TRACE: Traceroute-based Internet Route change Analysis with Ensemble Learning
Summary: arXiv:2604.02361v1 Announce Type: cross
Abstract: Detecting Internet routing instability is a critical yet challenging task, particularly when relying solely on endpoint active measurements. This study introduces TRACE, a Machine Learning (ML) pipeline designed to identify route changes using only traceroute latency data, thereby ensuring independence from control plane information.
Introduction
The stability of Internet routing is essential for maintaining the quality of service in network communications. With the increasing complexity of Internet infrastructure, detecting routing instabilities has become more challenging. Traditional methods that rely on control plane information can be insufficient, leading to delays in identifying these critical changes. TRACE addresses this issue by utilizing traceroute latency data, providing a more independent and reliable approach to monitoring Internet routing.
Methodology
TRACE employs a robust feature engineering strategy that captures the temporal dynamics of Internet routing.

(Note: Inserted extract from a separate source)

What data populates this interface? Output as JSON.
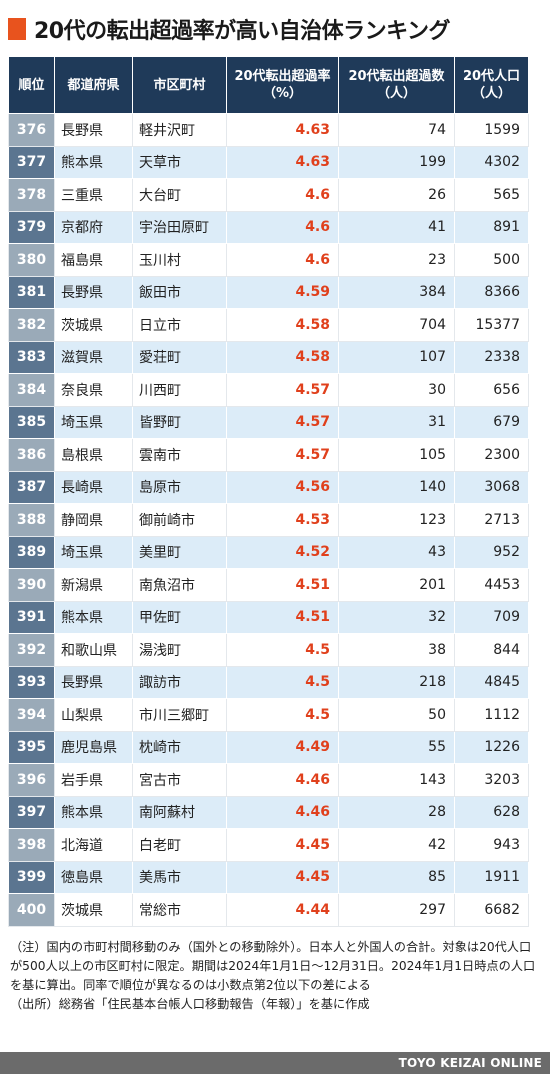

The key components of the methodology include:
- Feature Engineering: The system utilizes rolling statistics and aggregated context patterns to effectively capture changes in latency data over time.

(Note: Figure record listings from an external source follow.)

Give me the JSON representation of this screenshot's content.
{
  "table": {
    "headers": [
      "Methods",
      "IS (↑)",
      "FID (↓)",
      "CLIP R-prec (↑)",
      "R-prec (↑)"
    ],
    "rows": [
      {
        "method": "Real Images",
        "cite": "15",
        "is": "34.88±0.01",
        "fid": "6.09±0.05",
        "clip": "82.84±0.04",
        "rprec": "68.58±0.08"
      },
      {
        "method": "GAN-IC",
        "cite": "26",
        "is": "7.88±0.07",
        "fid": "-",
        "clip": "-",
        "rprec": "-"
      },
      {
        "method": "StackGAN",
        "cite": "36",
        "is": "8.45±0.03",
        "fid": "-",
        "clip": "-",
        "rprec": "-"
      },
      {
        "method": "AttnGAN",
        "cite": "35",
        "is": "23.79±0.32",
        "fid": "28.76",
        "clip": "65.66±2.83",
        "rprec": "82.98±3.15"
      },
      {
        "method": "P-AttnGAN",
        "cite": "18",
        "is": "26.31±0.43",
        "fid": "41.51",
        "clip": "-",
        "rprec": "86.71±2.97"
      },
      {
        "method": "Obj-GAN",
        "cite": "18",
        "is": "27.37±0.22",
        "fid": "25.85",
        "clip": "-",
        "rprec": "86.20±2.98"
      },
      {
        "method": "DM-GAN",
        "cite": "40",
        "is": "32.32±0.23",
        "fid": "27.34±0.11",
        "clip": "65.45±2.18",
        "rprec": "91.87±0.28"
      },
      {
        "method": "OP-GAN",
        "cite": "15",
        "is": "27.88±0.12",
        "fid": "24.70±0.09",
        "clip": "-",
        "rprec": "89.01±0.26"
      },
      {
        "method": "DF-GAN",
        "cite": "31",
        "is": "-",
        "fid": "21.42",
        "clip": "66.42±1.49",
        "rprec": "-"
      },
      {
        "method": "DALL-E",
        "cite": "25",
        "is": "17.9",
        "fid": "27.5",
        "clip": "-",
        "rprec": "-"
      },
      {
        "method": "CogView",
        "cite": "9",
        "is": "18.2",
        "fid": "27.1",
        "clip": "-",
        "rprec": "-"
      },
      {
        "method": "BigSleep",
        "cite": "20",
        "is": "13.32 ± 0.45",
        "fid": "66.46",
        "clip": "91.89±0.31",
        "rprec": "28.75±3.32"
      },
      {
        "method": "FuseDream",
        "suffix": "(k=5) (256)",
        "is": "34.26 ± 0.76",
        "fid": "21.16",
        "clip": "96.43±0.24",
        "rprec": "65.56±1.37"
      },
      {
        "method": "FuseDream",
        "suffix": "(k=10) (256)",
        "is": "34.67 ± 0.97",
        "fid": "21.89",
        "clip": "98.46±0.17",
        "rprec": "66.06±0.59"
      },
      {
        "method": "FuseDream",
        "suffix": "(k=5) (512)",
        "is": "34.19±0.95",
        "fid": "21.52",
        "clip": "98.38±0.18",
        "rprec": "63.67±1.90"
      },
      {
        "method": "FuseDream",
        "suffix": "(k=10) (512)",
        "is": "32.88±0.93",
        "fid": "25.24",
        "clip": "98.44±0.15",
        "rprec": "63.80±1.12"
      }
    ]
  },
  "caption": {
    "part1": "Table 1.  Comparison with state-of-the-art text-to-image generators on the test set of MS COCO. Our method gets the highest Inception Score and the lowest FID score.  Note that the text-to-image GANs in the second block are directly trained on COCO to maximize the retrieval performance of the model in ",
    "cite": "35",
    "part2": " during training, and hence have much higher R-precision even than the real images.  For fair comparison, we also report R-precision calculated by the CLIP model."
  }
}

- Machine Learning Architecture: TRACE leverages a stacked ensemble of Gradient Boosted Decision Trees (GBDT), refined by a hyperparameter-optimized meta-learner. This architecture enhances the model’s ability to detect subtle changes in routing behavior.

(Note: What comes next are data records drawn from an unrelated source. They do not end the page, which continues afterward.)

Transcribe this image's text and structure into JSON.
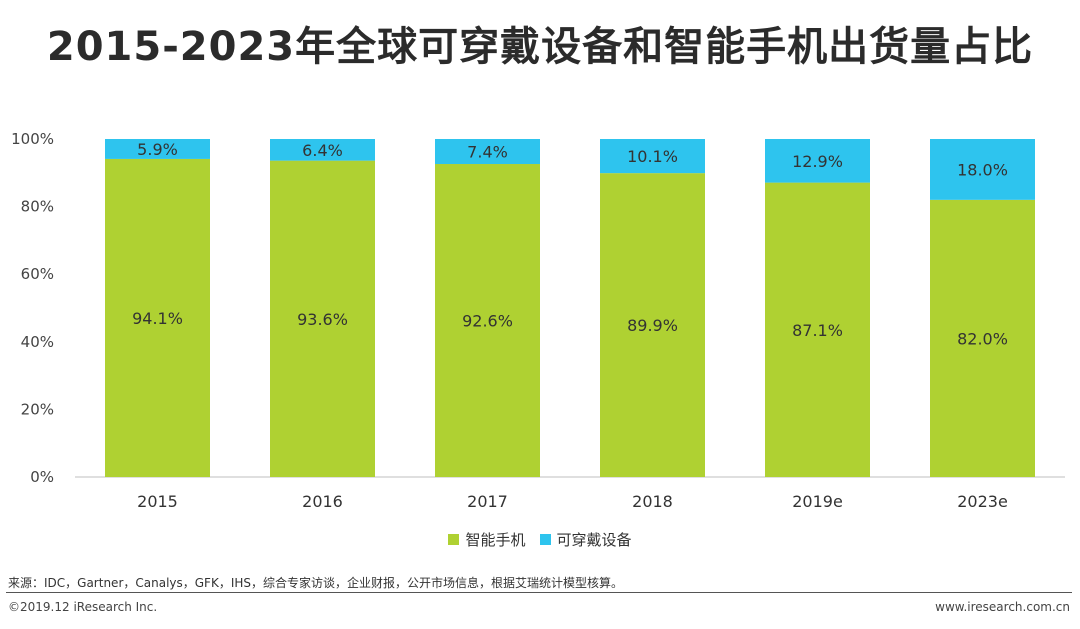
{
  "title": "2015-2023年全球可穿戴设备和智能手机出货量占比",
  "chart_data": {
    "type": "bar",
    "stacked": true,
    "categories": [
      "2015",
      "2016",
      "2017",
      "2018",
      "2019e",
      "2023e"
    ],
    "series": [
      {
        "name": "智能手机",
        "color": "#afd132",
        "values": [
          94.1,
          93.6,
          92.6,
          89.9,
          87.1,
          82.0
        ],
        "labels": [
          "94.1%",
          "93.6%",
          "92.6%",
          "89.9%",
          "87.1%",
          "82.0%"
        ]
      },
      {
        "name": "可穿戴设备",
        "color": "#2ec4ee",
        "values": [
          5.9,
          6.4,
          7.4,
          10.1,
          12.9,
          18.0
        ],
        "labels": [
          "5.9%",
          "6.4%",
          "7.4%",
          "10.1%",
          "12.9%",
          "18.0%"
        ]
      }
    ],
    "ylim": [
      0,
      100
    ],
    "yticks": [
      "0%",
      "20%",
      "40%",
      "60%",
      "80%",
      "100%"
    ],
    "legend_position": "bottom"
  },
  "source": "来源：IDC，Gartner，Canalys，GFK，IHS，综合专家访谈，企业财报，公开市场信息，根据艾瑞统计模型核算。",
  "footer": {
    "copyright": "©2019.12 iResearch Inc.",
    "website": "www.iresearch.com.cn"
  }
}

- Class Imbalance Handling: One of the significant challenges in routing change detection is the inherent class imbalance, as rare routing events often go unnoticed. TRACE addresses this by calibrating decision thresholds specifically designed to improve detection of these rare events.
Results
The evaluation of TRACE demonstrates its effectiveness in detecting routing changes compared to traditional baseline models. The performance metrics indicate a significant improvement in the F1-score, showcasing the model’s ability to minimize false positives and false negatives. The results highlight the following:
- TRACE achieves an F1-score that surpasses existing methods, indicating greater accuracy in routing change detection.
- The system effectively identifies and responds to rare routing events that other models often miss.
- By using traceroute latency data, TRACE operates independently of control plane information, making it a versatile tool for network monitoring.
Conclusion
TRACE represents a significant advancement in the field of Internet routing analysis. By focusing on traceroute latency data and employing a sophisticated ensemble learning approach, it offers a reliable and independent solution for detecting routing instabilities. This work not only paves the way for more effective Internet monitoring but also highlights the potential of machine learning in addressing complex challenges in network management. Future research will aim to further refine the model and explore its application in real-world scenarios.